Two main approaches power the matching logic behind these systems. Deterministic matching uses strict rules to compare records. If two records share the same Social Security number and address, for example, the system flags them as a match. This approach is straightforward but rigid. It can miss true duplicates when data contains typos, and it can incorrectly merge two different people who happen to share a value like a common name and birth date.

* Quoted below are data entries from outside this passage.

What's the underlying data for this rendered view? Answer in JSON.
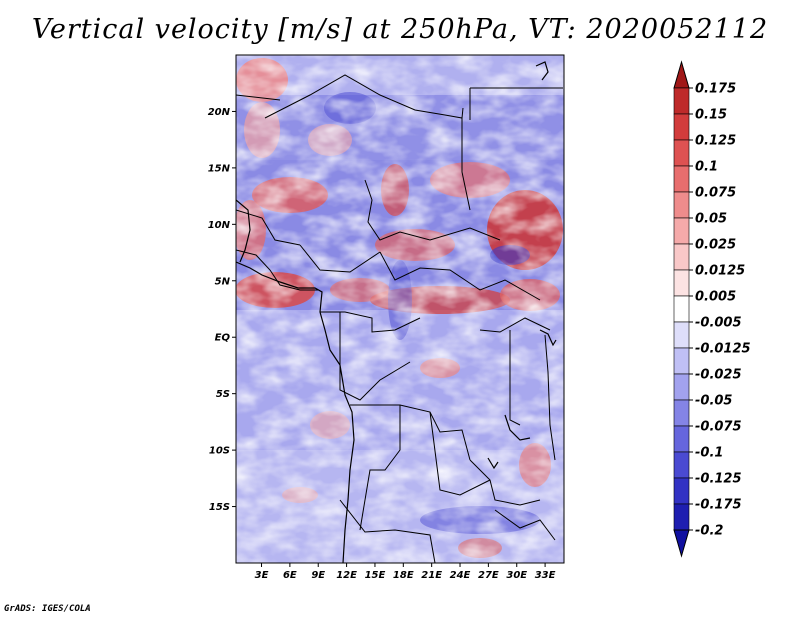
{
  "title": "Vertical velocity [m/s] at 250hPa, VT: 2020052112",
  "credit": "GrADS: IGES/COLA",
  "map": {
    "lat_labels": [
      {
        "text": "20N",
        "lat": 20
      },
      {
        "text": "15N",
        "lat": 15
      },
      {
        "text": "10N",
        "lat": 10
      },
      {
        "text": "5N",
        "lat": 5
      },
      {
        "text": "EQ",
        "lat": 0
      },
      {
        "text": "5S",
        "lat": -5
      },
      {
        "text": "10S",
        "lat": -10
      },
      {
        "text": "15S",
        "lat": -15
      }
    ],
    "lon_labels": [
      {
        "text": "3E",
        "lon": 3
      },
      {
        "text": "6E",
        "lon": 6
      },
      {
        "text": "9E",
        "lon": 9
      },
      {
        "text": "12E",
        "lon": 12
      },
      {
        "text": "15E",
        "lon": 15
      },
      {
        "text": "18E",
        "lon": 18
      },
      {
        "text": "21E",
        "lon": 21
      },
      {
        "text": "24E",
        "lon": 24
      },
      {
        "text": "27E",
        "lon": 27
      },
      {
        "text": "30E",
        "lon": 30
      },
      {
        "text": "33E",
        "lon": 33
      }
    ],
    "lon_range": [
      0.3,
      35
    ],
    "lat_range": [
      -20,
      25
    ]
  },
  "colorbar": {
    "levels": [
      "0.175",
      "0.15",
      "0.125",
      "0.1",
      "0.075",
      "0.05",
      "0.025",
      "0.0125",
      "0.005",
      "-0.005",
      "-0.0125",
      "-0.025",
      "-0.05",
      "-0.075",
      "-0.1",
      "-0.125",
      "-0.175",
      "-0.2"
    ],
    "colors": [
      "#a01818",
      "#be2a2a",
      "#d23c3c",
      "#de5252",
      "#e86e6e",
      "#ef8c8c",
      "#f5aaaa",
      "#f9c8c8",
      "#fce3e3",
      "#ffffff",
      "#dedefa",
      "#c0c0f5",
      "#a2a2ee",
      "#8484e6",
      "#6666dd",
      "#4a4ad2",
      "#3232c4",
      "#1e1eb0",
      "#1010a0"
    ]
  }
}
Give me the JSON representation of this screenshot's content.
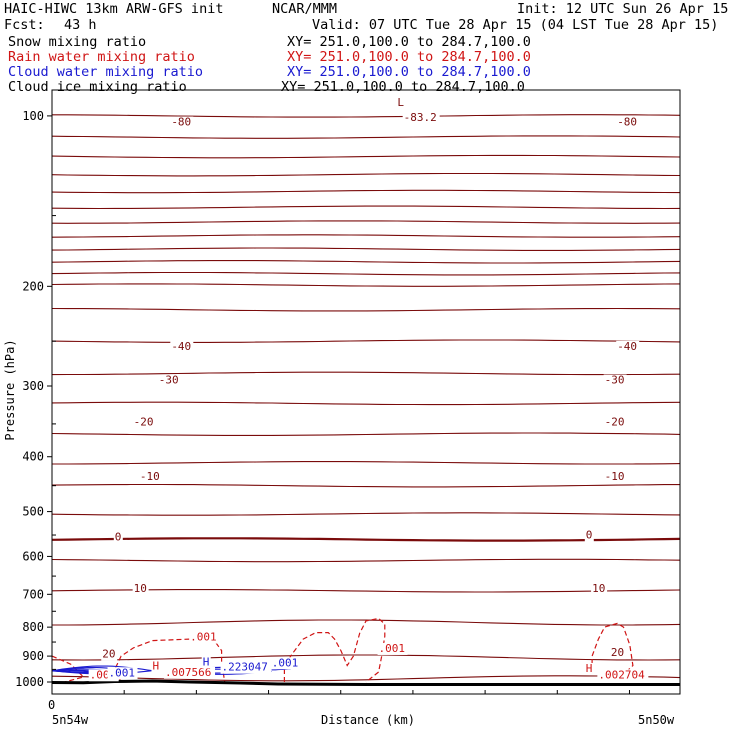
{
  "header": {
    "title_left": "HAIC-HIWC 13km ARW-GFS init",
    "org": "NCAR/MMM",
    "init": "Init: 12 UTC Sun 26 Apr 15",
    "fcst_label": "Fcst:",
    "fcst_value": "43 h",
    "valid": "Valid: 07 UTC Tue 28 Apr 15 (04 LST Tue 28 Apr 15)",
    "fields": [
      {
        "name": "Snow mixing ratio",
        "xy": "XY= 251.0,100.0 to 284.7,100.0",
        "color": "#000000"
      },
      {
        "name": "Rain water mixing ratio",
        "xy": "XY= 251.0,100.0 to 284.7,100.0",
        "color": "#d01515"
      },
      {
        "name": "Cloud water mixing ratio",
        "xy": "XY= 251.0,100.0 to 284.7,100.0",
        "color": "#1a1ad0"
      },
      {
        "name": "Cloud ice mixing ratio",
        "xy": "XY= 251.0,100.0 to 284.7,100.0",
        "color": "#000000"
      }
    ]
  },
  "chart_data": {
    "type": "line",
    "ylabel": "Pressure (hPa)",
    "xlabel": "Distance (km)",
    "x_origin_label": "0",
    "x_left_label": "5n54w",
    "x_right_label": "5n50w",
    "y_ticks": [
      100,
      200,
      300,
      400,
      500,
      600,
      700,
      800,
      900,
      1000
    ],
    "y_scale": "log",
    "ylim": [
      1050,
      90
    ],
    "colors": {
      "temperature": "#7a0b0b",
      "rain": "#d01515",
      "cloud": "#1a1ad0",
      "terrain": "#000000"
    },
    "temperature_labels": [
      {
        "text": "-83.2",
        "x": 0.56,
        "p": 102
      },
      {
        "text": "L",
        "x": 0.55,
        "p": 96
      },
      {
        "text": "-80",
        "x": 0.19,
        "p": 104
      },
      {
        "text": "-80",
        "x": 0.9,
        "p": 104
      },
      {
        "text": "-40",
        "x": 0.19,
        "p": 259
      },
      {
        "text": "-40",
        "x": 0.9,
        "p": 259
      },
      {
        "text": "-30",
        "x": 0.17,
        "p": 297
      },
      {
        "text": "-30",
        "x": 0.88,
        "p": 297
      },
      {
        "text": "-20",
        "x": 0.13,
        "p": 352
      },
      {
        "text": "-20",
        "x": 0.88,
        "p": 352
      },
      {
        "text": "-10",
        "x": 0.14,
        "p": 440
      },
      {
        "text": "-10",
        "x": 0.88,
        "p": 440
      },
      {
        "text": "0",
        "x": 0.1,
        "p": 562
      },
      {
        "text": "0",
        "x": 0.85,
        "p": 558
      },
      {
        "text": "10",
        "x": 0.13,
        "p": 693
      },
      {
        "text": "10",
        "x": 0.86,
        "p": 693
      },
      {
        "text": "20",
        "x": 0.08,
        "p": 905
      },
      {
        "text": "20",
        "x": 0.89,
        "p": 900
      }
    ],
    "rain_labels": [
      {
        "text": ".001",
        "x": 0.22,
        "p": 845
      },
      {
        "text": ".001",
        "x": 0.52,
        "p": 885
      },
      {
        "text": ".001",
        "x": 0.06,
        "p": 985
      },
      {
        "text": "H",
        "x": 0.16,
        "p": 950
      },
      {
        "text": ".007566",
        "x": 0.18,
        "p": 975
      },
      {
        "text": "H",
        "x": 0.85,
        "p": 960
      },
      {
        "text": ".002704",
        "x": 0.87,
        "p": 985
      }
    ],
    "cloud_labels": [
      {
        "text": ".001",
        "x": 0.09,
        "p": 977
      },
      {
        "text": "H",
        "x": 0.24,
        "p": 935
      },
      {
        "text": ".223047",
        "x": 0.27,
        "p": 955
      },
      {
        "text": ".001",
        "x": 0.35,
        "p": 938
      }
    ]
  }
}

Probabilistic matching takes a more flexible approach. It compares multiple demographic fields and assigns a score based on how likely two records are to belong to the same person. The Office of the National Coordinator for Health Information Technology recommends matching on at least name, birth date, phone number, and address. In one well-documented implementation, records scoring above 70% similarity were automatically matched, those below 63% were kept separate, and anything in between was flagged for a human reviewer to examine manually. This middle “uncertain” zone is where the most difficult cases land, often requiring staff to contact the patient directly or review clinical details to confirm identity.

The Financial Cost of Duplicates

Each duplicate record carries an estimated cost of $96 to resolve, covering the staff time needed to identify, review, and merge the records while verifying that no overlay has occurred. That figure may sound modest, but it scales quickly. A mid-sized hospital system with 500,000 records and a 10% duplication rate would be looking at 50,000 duplicates and nearly $5 million in remediation costs. Those numbers don’t account for the downstream financial impact of denied insurance claims, repeated diagnostic tests, and billing errors that duplicates cause before they’re caught.

Why the Definition Matters

Getting the definition right is more than an academic exercise. When healthcare professionals, software vendors, and administrators all use the same definition, they can measure the problem consistently, set benchmarks, and track improvement. A system that conflates duplicates with overlays will miscount both and misallocate resources. Knowing that a duplicate is specifically “one patient with multiple MRNs” keeps the focus on the root cause: failures in patient matching at the point of registration. That clarity drives better training for front-line staff, smarter investment in matching technology, and more accurate reporting of data quality across the organization.